Il potenziale di fuoco di questi attori è devastante: si parla di 4500 miliardi di euro, qualcosa come 2,8 volte il Pil italiano. Il tutto investito nell’immobiliare. Ma non più, attenzione, il patrimonio di beni statali, che pure è stato adeguatamente saccheggiato, ma proprio il mattone di proprietà individuale. La casa degli italiani, che per lo più l’hanno costruita a prezzo di enormi sacrifici. Non si tratta più di acquisire il progetto di Porta Nuova a Milano, quella è storia del 2016, quando il fondo sovrano del Qatar portò a termine un’operazione che ancora oggi, parole di Tariq Muslih, senior legal counsel di Qatar Investment Authority, «ci ha assai impressionato per redditività e occupazione, abbiamo creato 10 mila opportunità di lavoro». E neanche di abbattere e ricostruire, sempre a Milano, il palazzo dell’Inps, come ha fatto Adia (Abu Dhabi investment authority), il fondo sovrano dell’Emirato. No, qui la leva si chiama, appunto, Direttiva casa green.

 

Una lunga storia, che parte da lontano, con il solito piano a lungo termine. Che proprio quando sembra dimenticato, emerge dal cassetto e inizia a produrre effetti. Una delle prime avvisaglie in materia di abitazioni ed efficientamento energetico risale al vecchio piano Juncker. Quando, era il 2016, la Commissione decise di finanziare con un prestito da 75 milioni di euro la costruzione di alcuni complessi residenziali, in Finlandia, a emissioni quasi zero. E non si risparmiarono le polemiche quando, sempre nell’ambito del piano, furono accordati finanziamenti alla Primekss, azienda lettone che aveva brevettato un calcestruzzo «zero emissioni. Anche allora erano d’attualità le tensioni internazionali ma nessuno avrebbe immaginato gli effetti della doppietta guerra-crisi energetica. E oggi, quando l’impegno Ue è diventato quello di abbattere le emissioni del 55%, con l’ambizioso obiettivo di diventare climaticamente neutrale entro il 2050, è nato il programma «Fit for 55», in cui è inclusa anche la direttiva green sulla casa.
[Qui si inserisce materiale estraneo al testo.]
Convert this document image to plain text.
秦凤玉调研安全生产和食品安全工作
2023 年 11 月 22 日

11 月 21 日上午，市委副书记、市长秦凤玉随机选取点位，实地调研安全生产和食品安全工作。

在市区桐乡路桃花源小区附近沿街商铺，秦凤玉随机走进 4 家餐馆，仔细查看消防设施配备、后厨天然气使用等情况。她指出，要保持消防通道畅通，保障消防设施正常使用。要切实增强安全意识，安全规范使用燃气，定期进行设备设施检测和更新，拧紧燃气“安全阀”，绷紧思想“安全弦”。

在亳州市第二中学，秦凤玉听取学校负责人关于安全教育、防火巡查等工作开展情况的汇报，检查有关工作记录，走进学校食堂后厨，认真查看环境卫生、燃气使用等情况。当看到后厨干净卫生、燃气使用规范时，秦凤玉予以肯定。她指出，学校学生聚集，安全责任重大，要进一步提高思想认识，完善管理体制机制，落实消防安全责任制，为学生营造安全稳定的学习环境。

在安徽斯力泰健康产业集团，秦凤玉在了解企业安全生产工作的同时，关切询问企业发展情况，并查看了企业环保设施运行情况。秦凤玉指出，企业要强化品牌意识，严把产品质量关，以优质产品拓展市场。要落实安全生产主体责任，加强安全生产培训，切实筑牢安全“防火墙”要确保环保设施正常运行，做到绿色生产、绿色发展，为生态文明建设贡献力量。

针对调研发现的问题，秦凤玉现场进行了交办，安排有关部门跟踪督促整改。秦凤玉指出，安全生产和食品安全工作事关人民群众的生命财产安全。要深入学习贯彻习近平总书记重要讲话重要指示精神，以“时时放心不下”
Ecco, la casa. L’unico bene che in Italia non è mai passato di moda. Forse l’ultimo dato di ricchezza diffusa che ci è rimasta riguarda proprio il patrimonio immobiliare. Le stime catastali dell’Omi e dell’Agenzia delle Entrate, aggiornate al 31 dicembre del 2022, ci dicono che nel nostro Paese ci sono quasi 78 milioni di unità immobiliari.

Di queste, solo poco meno di dieci milioni non generano valore. Il resto ha prodotto rendite catastali per oltre 38,3 miliardi. Più della metà di questo immenso tesoro immobiliare è composto da abitazioni. Che però sono vecchie. Stando alle cifre diffuse dall’ufficio studi di Federcepi, il 51% delle case nel nostro Paese risale (almeno) al 1970. Ha più di cinquant’anni. Ma non basta.

Perché un terzo delle abitazioni italiane (31%) è stato edificato tra gli anni ’70 e fino al 1990. I numeri non mentono e, per Federcepi, quasi 10 milioni di edifici hanno bisogno di un restyling per centrare l’obiettivo minimo della classe energetica D. Ma non tutti potranno permetterselo. Il tema sta nel costo di questi interventi. Le stime, chiaramente, differiscono. A seconda dei lavori da fare e della situazione di partenza. Tuttavia, gli esperti assicurano che l’esborso medio tra cappotti termici, nuove caldaie, infissi da sostituire e pannelli fotovoltaici, sarà quantificabile in un range che oscilla tra i 35 e i 60 mila euro. Una mazzata. Che ricade sui proprietari.

Per la stragrande maggioranza persone fisiche. Gente in carne e ossa, nomi e cognomi, genitori e nonni, ma anche giovani coppie. Che oggi, di fronte al diktat europeo, si trovano indifesi, incapaci di programmare le opere necessarie. Avevano sperato nel Superbonus, che si è rivelato una truffa e un autentico bagno di sangue. E ora si ritrovano con le banche bloccate e i tassi alle stelle: ottenere credito è impossibile. E qui intervengono i fondi. Che speculano per definizione. E sono pronti a subentrare garantendo i lavori in cambio della proprietà degli immobili. Un totale cambio di paradigma, inquilini in casa propria. Dopo anni di sacrifici. Uno scenario devastante. Che porta i partiti di centrodestra a cavalcare le preoccupazioni di gran parte degli italiani, dicendo un secco «no» alla direttiva e lavorando per evitare una riedizione della maggioranza Ursula, che si è rivelata ostaggio della politica green targata Timmermanss. Con tanto di addio alla maledetta direttiva casa green.